A NetZero começou em Camarões, na África. Depois de muitas pesquisas, Guy Renaud, o fundador da empresa, que faleceu há menos de um ano, conseguiu desenvolver um modelo de produção que reduz de cinco a 10 vezes o preço ao produtor, tornando a tecnologia mais acessível. Seu filho Alex e seu neto Olivier deram continuidade ao trabalho. Hoje, atuam como CEO e diretor-geral da empresa, respectivamente.

“Acreditamos que não existe melhor fonte de extração de CO2 do que o biochar atualmente. Pegamos resíduos que não tem utilização agora, melhoramos a fertilidade do solo e sequestramos carbono para combater a mudança climática”, frisa Olivier Renaud, lembrando que a redução no custo final é possível graças à comercialização de créditos de carbono atrelados ao biochar.

Alex e Renaud Olivier, CEO e diretor-geral da empresa: 
“Acreditamos que, atualmente, não existe melhor fonte de extração de CO2 do que o biochar”

O empresário explica que o modelo consiste na venda de três produtos: biochar, eletricidade e créditos de carbono.

“Os créditos de carbono são uma forma de subsidiar o preço de venda do biochar para os agricultores.
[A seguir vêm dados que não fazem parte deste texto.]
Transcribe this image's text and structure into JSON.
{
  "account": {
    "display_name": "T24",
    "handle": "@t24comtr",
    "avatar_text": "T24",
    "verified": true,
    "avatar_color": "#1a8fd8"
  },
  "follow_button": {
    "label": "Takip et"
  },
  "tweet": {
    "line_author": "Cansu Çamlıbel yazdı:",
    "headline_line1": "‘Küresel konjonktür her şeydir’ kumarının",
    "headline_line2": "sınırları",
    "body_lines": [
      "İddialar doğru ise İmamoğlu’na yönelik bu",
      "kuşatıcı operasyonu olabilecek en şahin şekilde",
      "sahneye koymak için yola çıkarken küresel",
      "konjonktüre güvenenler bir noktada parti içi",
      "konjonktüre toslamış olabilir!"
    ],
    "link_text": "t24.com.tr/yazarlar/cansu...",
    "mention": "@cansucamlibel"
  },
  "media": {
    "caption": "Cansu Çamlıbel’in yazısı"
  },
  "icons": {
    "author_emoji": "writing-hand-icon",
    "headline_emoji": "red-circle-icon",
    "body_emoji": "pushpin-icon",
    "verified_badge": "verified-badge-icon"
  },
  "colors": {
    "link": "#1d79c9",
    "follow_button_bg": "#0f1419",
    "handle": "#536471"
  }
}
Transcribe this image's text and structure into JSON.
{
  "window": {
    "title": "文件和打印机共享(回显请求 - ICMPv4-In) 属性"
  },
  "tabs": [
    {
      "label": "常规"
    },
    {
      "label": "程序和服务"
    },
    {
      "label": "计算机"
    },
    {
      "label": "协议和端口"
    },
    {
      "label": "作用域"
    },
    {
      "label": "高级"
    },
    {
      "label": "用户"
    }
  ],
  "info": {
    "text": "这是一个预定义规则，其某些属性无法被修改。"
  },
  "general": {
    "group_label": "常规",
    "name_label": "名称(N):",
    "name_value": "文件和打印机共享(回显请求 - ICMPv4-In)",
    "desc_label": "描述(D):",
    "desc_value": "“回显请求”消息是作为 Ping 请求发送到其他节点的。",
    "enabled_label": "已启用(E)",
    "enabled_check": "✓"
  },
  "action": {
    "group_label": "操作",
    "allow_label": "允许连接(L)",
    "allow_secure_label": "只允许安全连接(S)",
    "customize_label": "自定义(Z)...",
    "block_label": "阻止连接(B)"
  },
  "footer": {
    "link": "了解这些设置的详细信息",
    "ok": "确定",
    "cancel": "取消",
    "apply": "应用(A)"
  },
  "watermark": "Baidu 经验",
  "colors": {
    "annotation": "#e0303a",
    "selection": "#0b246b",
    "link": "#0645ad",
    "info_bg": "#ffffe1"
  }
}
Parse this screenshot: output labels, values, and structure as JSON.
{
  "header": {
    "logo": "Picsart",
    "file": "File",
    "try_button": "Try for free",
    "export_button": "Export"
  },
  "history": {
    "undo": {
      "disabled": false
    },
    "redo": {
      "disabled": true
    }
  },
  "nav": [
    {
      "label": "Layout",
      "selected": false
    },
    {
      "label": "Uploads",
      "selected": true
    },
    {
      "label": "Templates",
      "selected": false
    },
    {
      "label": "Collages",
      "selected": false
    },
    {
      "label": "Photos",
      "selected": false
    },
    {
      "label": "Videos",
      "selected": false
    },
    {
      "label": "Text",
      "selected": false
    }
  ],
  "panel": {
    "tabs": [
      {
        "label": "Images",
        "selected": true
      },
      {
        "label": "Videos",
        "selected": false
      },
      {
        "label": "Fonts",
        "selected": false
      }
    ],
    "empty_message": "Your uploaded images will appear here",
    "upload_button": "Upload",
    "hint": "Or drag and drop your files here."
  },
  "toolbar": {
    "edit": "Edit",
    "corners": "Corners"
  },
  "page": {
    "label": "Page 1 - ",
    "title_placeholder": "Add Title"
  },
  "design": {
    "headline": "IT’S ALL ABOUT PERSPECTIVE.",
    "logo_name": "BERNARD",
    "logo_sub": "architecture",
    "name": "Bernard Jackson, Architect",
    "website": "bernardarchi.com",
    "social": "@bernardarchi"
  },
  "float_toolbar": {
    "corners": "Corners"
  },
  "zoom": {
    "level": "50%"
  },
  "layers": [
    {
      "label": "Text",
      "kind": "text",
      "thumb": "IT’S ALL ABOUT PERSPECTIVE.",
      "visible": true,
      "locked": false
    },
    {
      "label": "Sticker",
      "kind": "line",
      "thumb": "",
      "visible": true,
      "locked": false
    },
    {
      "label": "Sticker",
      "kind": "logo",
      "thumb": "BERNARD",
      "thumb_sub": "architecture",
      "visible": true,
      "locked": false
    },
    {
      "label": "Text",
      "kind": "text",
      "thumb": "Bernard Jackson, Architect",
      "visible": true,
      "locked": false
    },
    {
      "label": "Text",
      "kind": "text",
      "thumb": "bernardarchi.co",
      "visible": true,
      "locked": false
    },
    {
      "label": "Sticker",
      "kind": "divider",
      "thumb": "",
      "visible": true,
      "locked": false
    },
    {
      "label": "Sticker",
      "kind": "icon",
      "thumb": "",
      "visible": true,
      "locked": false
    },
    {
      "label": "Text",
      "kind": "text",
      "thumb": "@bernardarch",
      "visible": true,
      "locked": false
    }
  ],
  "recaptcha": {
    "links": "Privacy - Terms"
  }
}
Ao combinar um sistema de produção muito eficiente com créditos de carbono, podemos oferecer biochar a preços cinco a 10 vezes mais baixos do que na Europa ou na América do Norte”, completa, citando entre seus clientes de créditos de carbono o banco de investimento Rothchild&Co e a consultoria empresarial BCG.

Apróxima fábrica da NetZero será erguida na região cafeeira do sul do Espírito Santo, mais especificamente, no município de Brejetuba. A capacidade de produção será a mesma da fábrica de Lajinha: 4.500 toneladas de biochar, assim como o investimento previsto, de R$ 20 milhões.

“A fábrica de Brejetuba será financiada com recursos próprios da NetZero. Talvez possamos nos beneficiar de algum apoio público em algum momento, mas isso ainda não está definido”, revela o diretor da NetZero.

Otimista com o projeto de agricultura sustentável, o vice-governador do Espírito Santo, Ricardo Ferraço, afirmou por meio de sua conta no Instagram que a fábrica irá resolver um grande problema ambiental para o estado. “Não temos como destinar adequadamente a palha do café, mas a fábrica de biochar em Brejetuba vai resolver esse problema e tantos outros porque o biochar é um produto natural que passa por um processo natural e volta para a natureza… ele incorpora competitividade, resgata CO2 e é, portanto, tudo de bom e adequado para esse desafio que todos nós temos que enfrentar como sociedade”, comentou Ferraço.